“They” being animals. I lifted the post title from the Time.com article “What are Animals Thinking? (Hint:More Than You Suspect)”. There are some interesting observations in the short article, but after reading it turns out that it’s just a preview – almost an advertisement – for the Time book “The Animal Mind” (On Newsstands Now!).
Since the most popular post on the blog is “What Makes a Human Different From an Animal?” I thought that this would be a natural topic to do a follow up post. The original post ended up being more of a reflection on animal rights vs. human rights. Not having read “The Animal Mind” because I do not know where I might find one of these “newsstand” things, I can only go with the ideas put forth in the preview article which seem to focus more on animal intelligence and “intellect” if you will, based on animals’ exhibition of so-called “human” behaviors and their relative success at performing those behaviors. There is no doubt that all animals have some degree of intelligence. We’ve heard for years that some animals are “smarter” than others – A pig is smarter than a horse, which is smarter than a dog, which is smarter than etc, etc. Also, a (fill in the blank) is as intelligent as a (blank) year old child. A quote from the article:
“Animals, the research is proving, are creatures capable of reflection, bliss, worry and more. Not all of them in the same ways or to the same degrees, surely, but all of them in far deeper measures than we’ve ever believed.”

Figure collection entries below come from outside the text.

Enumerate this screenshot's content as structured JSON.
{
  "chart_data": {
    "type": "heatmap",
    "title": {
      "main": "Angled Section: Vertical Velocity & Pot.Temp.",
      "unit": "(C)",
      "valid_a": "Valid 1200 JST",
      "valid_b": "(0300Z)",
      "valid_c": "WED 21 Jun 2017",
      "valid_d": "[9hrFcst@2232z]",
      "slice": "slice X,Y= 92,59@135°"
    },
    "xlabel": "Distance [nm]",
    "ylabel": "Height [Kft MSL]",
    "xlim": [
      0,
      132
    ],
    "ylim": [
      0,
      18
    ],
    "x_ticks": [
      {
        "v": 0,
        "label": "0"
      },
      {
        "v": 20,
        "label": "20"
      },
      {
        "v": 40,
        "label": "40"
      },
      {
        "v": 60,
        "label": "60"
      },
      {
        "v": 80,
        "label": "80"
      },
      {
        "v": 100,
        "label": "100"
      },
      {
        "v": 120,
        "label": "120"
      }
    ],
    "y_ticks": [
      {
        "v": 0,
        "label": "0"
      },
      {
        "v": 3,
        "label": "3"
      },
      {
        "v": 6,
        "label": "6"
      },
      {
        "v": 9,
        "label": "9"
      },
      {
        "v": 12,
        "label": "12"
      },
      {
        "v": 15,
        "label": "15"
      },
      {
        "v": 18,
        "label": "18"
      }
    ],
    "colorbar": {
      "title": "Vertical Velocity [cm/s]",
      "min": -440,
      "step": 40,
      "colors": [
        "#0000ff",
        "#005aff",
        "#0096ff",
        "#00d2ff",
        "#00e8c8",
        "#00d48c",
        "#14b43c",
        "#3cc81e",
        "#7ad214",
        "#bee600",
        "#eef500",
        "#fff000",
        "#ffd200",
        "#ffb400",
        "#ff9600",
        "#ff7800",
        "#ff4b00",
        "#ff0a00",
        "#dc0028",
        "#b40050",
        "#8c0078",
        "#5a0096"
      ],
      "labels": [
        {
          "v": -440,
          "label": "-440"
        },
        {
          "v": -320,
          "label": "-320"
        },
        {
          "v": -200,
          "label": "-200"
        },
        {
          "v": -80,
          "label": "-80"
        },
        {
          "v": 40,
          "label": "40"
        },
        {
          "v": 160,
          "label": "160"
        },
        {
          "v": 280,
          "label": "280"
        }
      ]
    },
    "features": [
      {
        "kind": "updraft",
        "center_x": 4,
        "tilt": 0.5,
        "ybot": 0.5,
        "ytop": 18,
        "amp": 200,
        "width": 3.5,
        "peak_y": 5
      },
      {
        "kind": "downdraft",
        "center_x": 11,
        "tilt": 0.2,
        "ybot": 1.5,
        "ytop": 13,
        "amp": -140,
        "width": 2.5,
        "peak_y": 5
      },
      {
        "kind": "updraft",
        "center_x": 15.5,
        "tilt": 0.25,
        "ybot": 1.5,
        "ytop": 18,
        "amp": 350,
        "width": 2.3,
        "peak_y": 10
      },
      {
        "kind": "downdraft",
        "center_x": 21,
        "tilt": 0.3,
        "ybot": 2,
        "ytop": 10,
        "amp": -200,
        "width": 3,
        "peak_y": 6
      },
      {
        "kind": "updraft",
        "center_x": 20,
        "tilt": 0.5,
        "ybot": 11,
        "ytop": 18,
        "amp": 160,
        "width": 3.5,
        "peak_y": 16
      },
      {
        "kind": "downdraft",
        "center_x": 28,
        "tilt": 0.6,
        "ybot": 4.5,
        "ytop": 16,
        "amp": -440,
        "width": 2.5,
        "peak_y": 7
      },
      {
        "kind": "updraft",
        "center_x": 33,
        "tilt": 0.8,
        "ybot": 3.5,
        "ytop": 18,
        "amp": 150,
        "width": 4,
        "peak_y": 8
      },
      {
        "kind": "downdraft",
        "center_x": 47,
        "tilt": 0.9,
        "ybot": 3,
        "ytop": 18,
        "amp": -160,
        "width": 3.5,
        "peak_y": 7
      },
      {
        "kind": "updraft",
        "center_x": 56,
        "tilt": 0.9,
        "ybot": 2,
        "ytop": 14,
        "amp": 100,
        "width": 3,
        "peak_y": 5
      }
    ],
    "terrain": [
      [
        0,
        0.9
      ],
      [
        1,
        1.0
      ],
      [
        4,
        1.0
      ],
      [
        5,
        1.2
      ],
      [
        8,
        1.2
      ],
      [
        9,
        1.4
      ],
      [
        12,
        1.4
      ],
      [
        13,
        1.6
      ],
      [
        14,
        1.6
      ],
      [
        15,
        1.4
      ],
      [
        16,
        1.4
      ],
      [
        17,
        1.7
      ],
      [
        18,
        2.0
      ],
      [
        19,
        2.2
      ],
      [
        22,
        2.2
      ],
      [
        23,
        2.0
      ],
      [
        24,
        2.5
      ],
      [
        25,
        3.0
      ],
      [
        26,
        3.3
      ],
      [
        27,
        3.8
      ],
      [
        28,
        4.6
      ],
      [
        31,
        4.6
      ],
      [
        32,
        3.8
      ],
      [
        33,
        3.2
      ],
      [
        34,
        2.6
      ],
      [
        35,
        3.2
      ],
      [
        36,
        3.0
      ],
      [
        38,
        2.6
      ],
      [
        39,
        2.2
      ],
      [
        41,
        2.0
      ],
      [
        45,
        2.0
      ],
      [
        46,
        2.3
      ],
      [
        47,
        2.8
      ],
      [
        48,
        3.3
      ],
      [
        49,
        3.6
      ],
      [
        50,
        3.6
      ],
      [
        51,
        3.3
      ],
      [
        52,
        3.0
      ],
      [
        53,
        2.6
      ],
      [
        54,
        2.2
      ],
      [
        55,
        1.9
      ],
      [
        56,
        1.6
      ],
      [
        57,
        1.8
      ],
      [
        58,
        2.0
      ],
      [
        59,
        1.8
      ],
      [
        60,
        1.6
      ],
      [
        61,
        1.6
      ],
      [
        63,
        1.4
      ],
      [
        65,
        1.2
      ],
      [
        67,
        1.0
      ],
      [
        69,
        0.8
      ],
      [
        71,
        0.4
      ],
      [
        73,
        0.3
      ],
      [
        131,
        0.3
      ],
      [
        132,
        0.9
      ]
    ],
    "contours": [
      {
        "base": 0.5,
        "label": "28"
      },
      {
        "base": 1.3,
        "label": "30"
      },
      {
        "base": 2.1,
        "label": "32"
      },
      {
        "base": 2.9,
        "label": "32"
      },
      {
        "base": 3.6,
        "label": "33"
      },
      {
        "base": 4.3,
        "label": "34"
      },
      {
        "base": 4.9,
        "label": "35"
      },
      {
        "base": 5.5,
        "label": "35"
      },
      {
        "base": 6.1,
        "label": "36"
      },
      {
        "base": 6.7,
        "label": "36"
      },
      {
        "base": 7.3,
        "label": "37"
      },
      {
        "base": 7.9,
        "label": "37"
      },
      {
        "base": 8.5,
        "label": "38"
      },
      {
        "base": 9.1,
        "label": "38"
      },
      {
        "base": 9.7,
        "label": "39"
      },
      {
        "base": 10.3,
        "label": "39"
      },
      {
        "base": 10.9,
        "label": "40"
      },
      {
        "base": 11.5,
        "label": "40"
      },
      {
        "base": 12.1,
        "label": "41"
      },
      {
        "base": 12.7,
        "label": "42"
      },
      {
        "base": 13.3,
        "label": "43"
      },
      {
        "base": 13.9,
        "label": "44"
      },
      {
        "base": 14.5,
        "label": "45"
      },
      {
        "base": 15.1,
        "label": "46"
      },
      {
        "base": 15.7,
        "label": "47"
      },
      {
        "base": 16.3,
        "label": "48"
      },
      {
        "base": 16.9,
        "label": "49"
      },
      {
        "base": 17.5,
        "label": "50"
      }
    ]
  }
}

Interesting, if true. I guess I’ll have to read “The Animal Mind” to find out how you measure whether an animal feels “bliss” or whether they worry. I think that these type of “human behaviors”, if that’s what you want to call them, require a certain amount of self- awareness. All animals are self-aware to some extent – they’d have to be to survive. I think the question lies in determining how much of their behavior is geneticaly embedded “instictive” behavior and how much is driven by intellectual reasoning and emotion. To the extent that certain behaviors are noted I think that it is interesting that the behaviors do not seem to overlap species which leads me to believe that much of it, no matter how human it seems, is instinct.
I don’t believe that cats groom themselves because they worry that their hair doesn’t look good. But that doesn’t mean that I like cats any less because of it. There are a lot of people who are emotionally invested in portraying animals as “beings” – just look to the animal rights movement for proof. I think animals have it better today than at any time in the past; machines have taken over a lot of the labor we used to use animals for. The animals we eat are raised and slaughtered more humanely than in the past and we’re probably eating fewer of them to boot. Animal cruelty is socially unacceptable today. These are all good things.
Often I would like to know what is going on inside my dog’s head, though I don’t think there’s a lot of intellectual activity going on there. But that won’t stop me from trying to live up her expectatations and to be the kind of person she thinks I am. Or rather the kind of person I imagine that she thinks I am.